5. The trial court held that the circumstances 1,3,8 and 11 were proved and
presented a complete chain of circumstances which established the guilt of the
accused. The High Court found that circumstances 8 and 11 have not been
established by cogent evidence. So far as the alleged last scene is concerned, the
High Court found that the circumstances of last scene together do not by itself
necessarily lead to the inference that it was the accused who committed the crime.
There must be something more establishing connectivity between the accused and
the crime. There must be cases where on account of close proximity of place and
time between the event of accused having been last seen with the accused and the
factum of death a rational mind may be persuaded to reach an irresistible conclusion
that either the accused should explain how and in what circumstances the victim
suffered the death or should own the liability for the homicide.
6. This Court in Bodhraj @ Bodha and others v. State of Jammu and Kashmir,
2002 (8) SCC 45 held as follows:
“The last seen theory comes into play where the time-gap between the
point of time when the accused and the deceased were last seen alive and
when the deceased is found dead is so small that possibility of any person other
than the accused being the author of the crime becomes impossible. It would be
difficult to some cases, to positively establish that the deceased was last seen
with the accused when there is a long gap and possibility of other person
coming in between exists. in the absence of any other positive evidence to
conclude that the accused and the deceased were last seen together, it would
be hazardous to come to a conclusion of guilt in those cases”

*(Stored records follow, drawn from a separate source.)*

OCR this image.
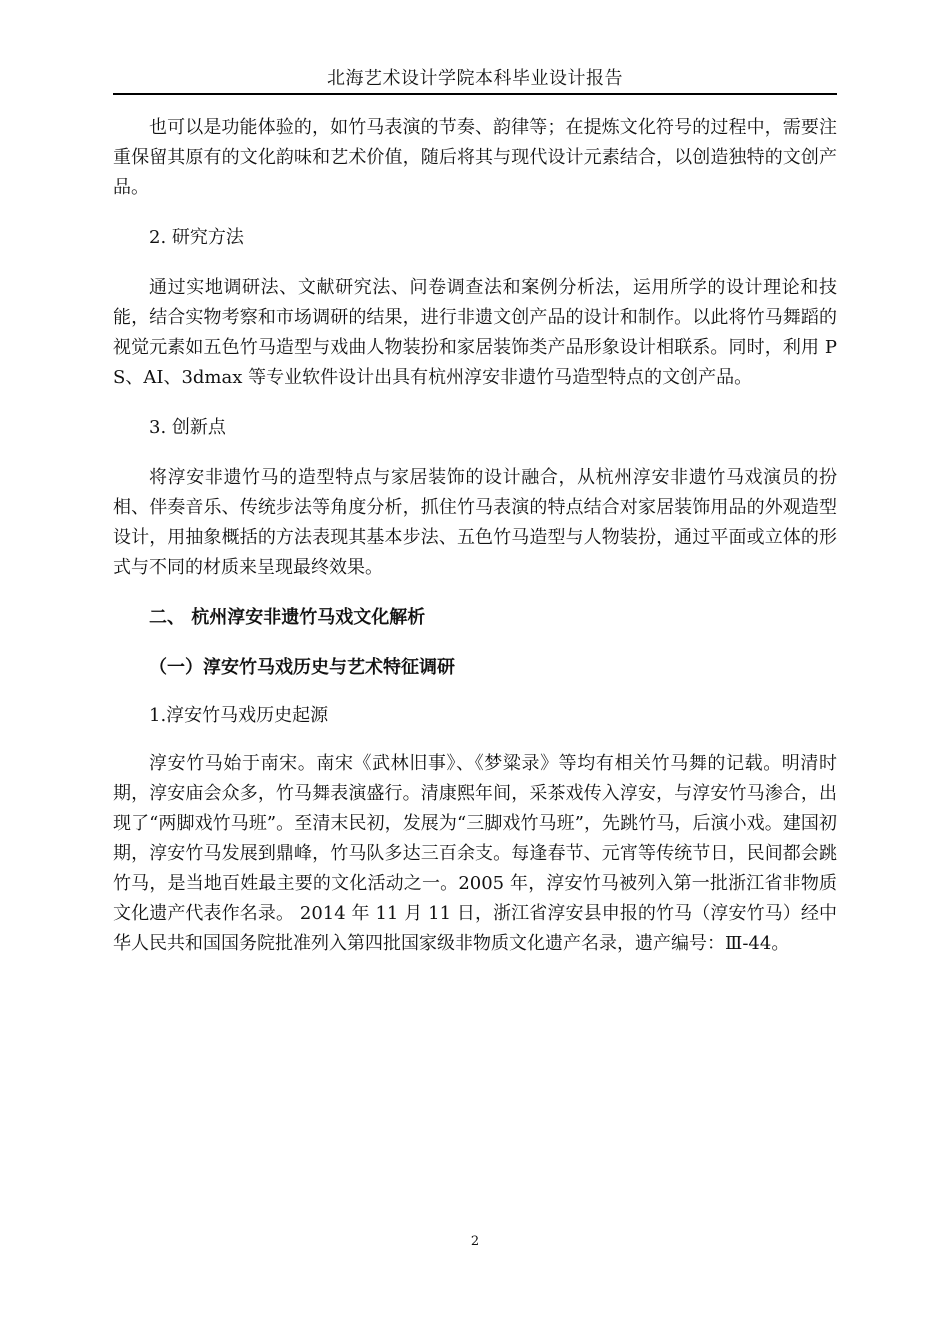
北海艺术设计学院本科毕业设计报告

也可以是功能体验的，如竹马表演的节奏、韵律等；在提炼文化符号的过程中，需要注重保留其原有的文化韵味和艺术价值，随后将其与现代设计元素结合，以创造独特的文创产品。

2. 研究方法

通过实地调研法、文献研究法、问卷调查法和案例分析法，运用所学的设计理论和技能，结合实物考察和市场调研的结果，进行非遗文创产品的设计和制作。以此将竹马舞蹈的视觉元素如五色竹马造型与戏曲人物装扮和家居装饰类产品形象设计相联系。同时，利用 PS、AI、3dmax 等专业软件设计出具有杭州淳安非遗竹马造型特点的文创产品。

3. 创新点

将淳安非遗竹马的造型特点与家居装饰的设计融合，从杭州淳安非遗竹马戏演员的扮相、伴奏音乐、传统步法等角度分析，抓住竹马表演的特点结合对家居装饰用品的外观造型设计，用抽象概括的方法表现其基本步法、五色竹马造型与人物装扮，通过平面或立体的形式与不同的材质来呈现最终效果。

二、 杭州淳安非遗竹马戏文化解析

（一）淳安竹马戏历史与艺术特征调研

1.淳安竹马戏历史起源

淳安竹马始于南宋。南宋《武林旧事》、《梦粱录》等均有相关竹马舞的记载。明清时期，淳安庙会众多，竹马舞表演盛行。清康熙年间，采茶戏传入淳安，与淳安竹马渗合，出现了“两脚戏竹马班”。至清末民初，发展为“三脚戏竹马班”，先跳竹马，后演小戏。建国初期，淳安竹马发展到鼎峰，竹马队多达三百余支。每逢春节、元宵等传统节日，民间都会跳竹马，是当地百姓最主要的文化活动之一。2005 年，淳安竹马被列入第一批浙江省非物质文化遗产代表作名录。 2014 年 11 月 11 日，浙江省淳安县申报的竹马（淳安竹马）经中华人民共和国国务院批准列入第四批国家级非物质文化遗产名录，遗产编号：Ⅲ-44。

2
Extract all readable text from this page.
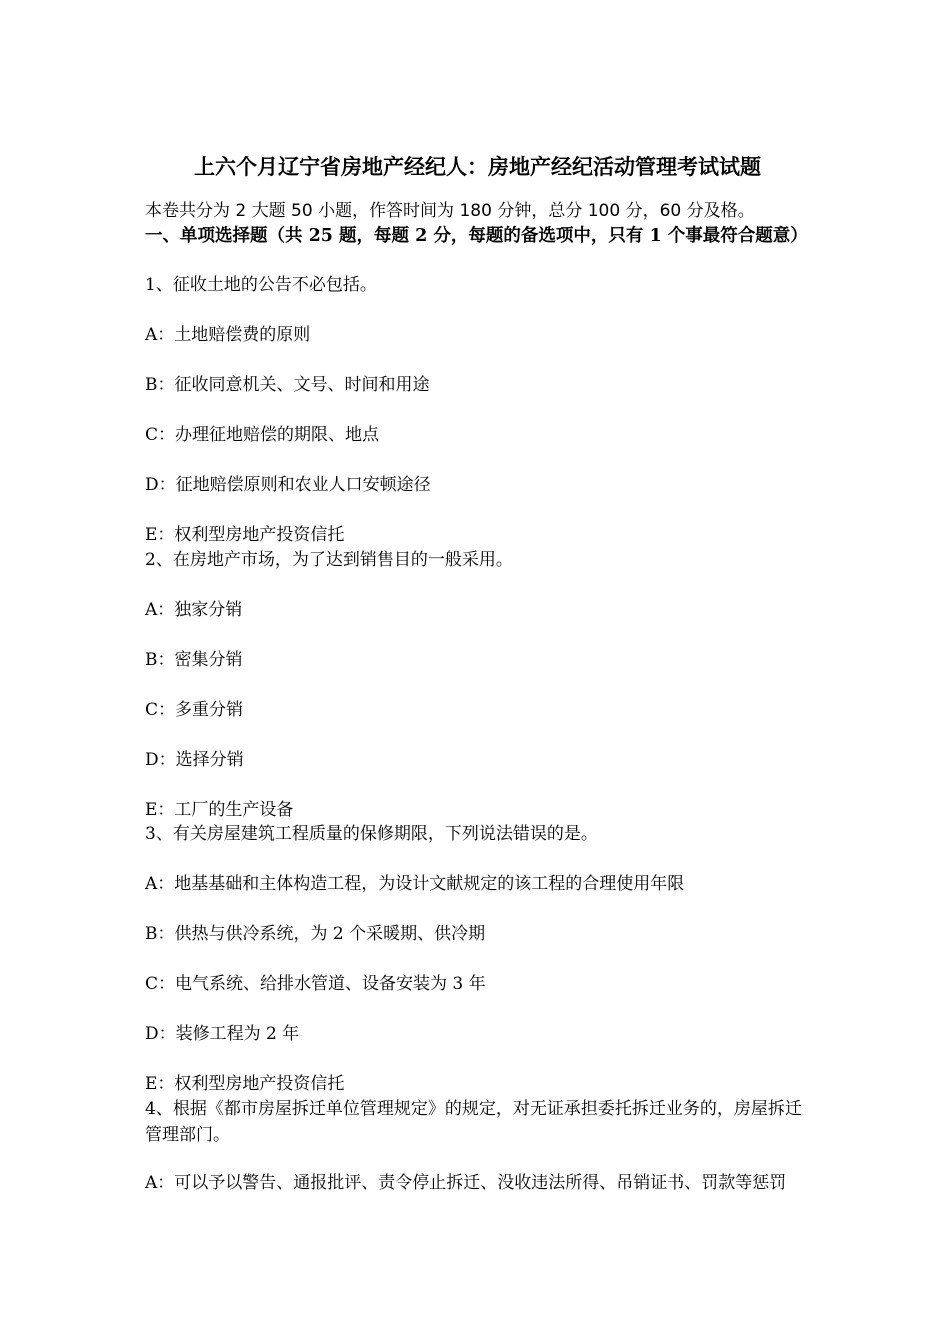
上六个月辽宁省房地产经纪人：房地产经纪活动管理考试试题
本卷共分为 2 大题 50 小题，作答时间为 180 分钟，总分 100 分，60 分及格。
一、单项选择题（共 25 题，每题 2 分，每题的备选项中，只有 1 个事最符合题意）
1、征收土地的公告不必包括。
A：土地赔偿费的原则
B：征收同意机关、文号、时间和用途
C：办理征地赔偿的期限、地点
D：征地赔偿原则和农业人口安顿途径
E：权利型房地产投资信托
2、在房地产市场，为了达到销售目的一般采用。
A：独家分销
B：密集分销
C：多重分销
D：选择分销
E：工厂的生产设备
3、有关房屋建筑工程质量的保修期限，下列说法错误的是。
A：地基基础和主体构造工程，为设计文献规定的该工程的合理使用年限
B：供热与供冷系统，为 2 个采暖期、供冷期
C：电气系统、给排水管道、设备安装为 3 年
D：装修工程为 2 年
E：权利型房地产投资信托
4、根据《都市房屋拆迁单位管理规定》的规定，对无证承担委托拆迁业务的，房屋拆迁管理部门。
A：可以予以警告、通报批评、责令停止拆迁、没收违法所得、吊销证书、罚款等惩罚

7. The High Court in the instant case found that evidence of PW4 does not
inspire confidence. If he knew around 10 A.M. that no fertiliser was available, there
was no reason as to why he would remain at Moosa Nagar up to 9-10 A.M.
Additionally, if found that there was no probable occasion for the witness to go to
Moosa Nagar for several days when he knew that fertiliser was either not available
or he had purchased fertiliser from the dealer at Rathgaon. So far as the alleged
recovery of weapon is concerned, the High Court noted that PW12 who interrogated
accused had not recorded his disclosure statement. PW7 who is supposed to have
accompanied I.O. and the accused was found to be not believeable.
8. Above being the situation, the impugned judgment of the High Court does not
suffer from any deficiency to warrant interference. The appeal is dismissed. The
bailable warrants executed pursuant to order dated 19.4.2004 stand discharged.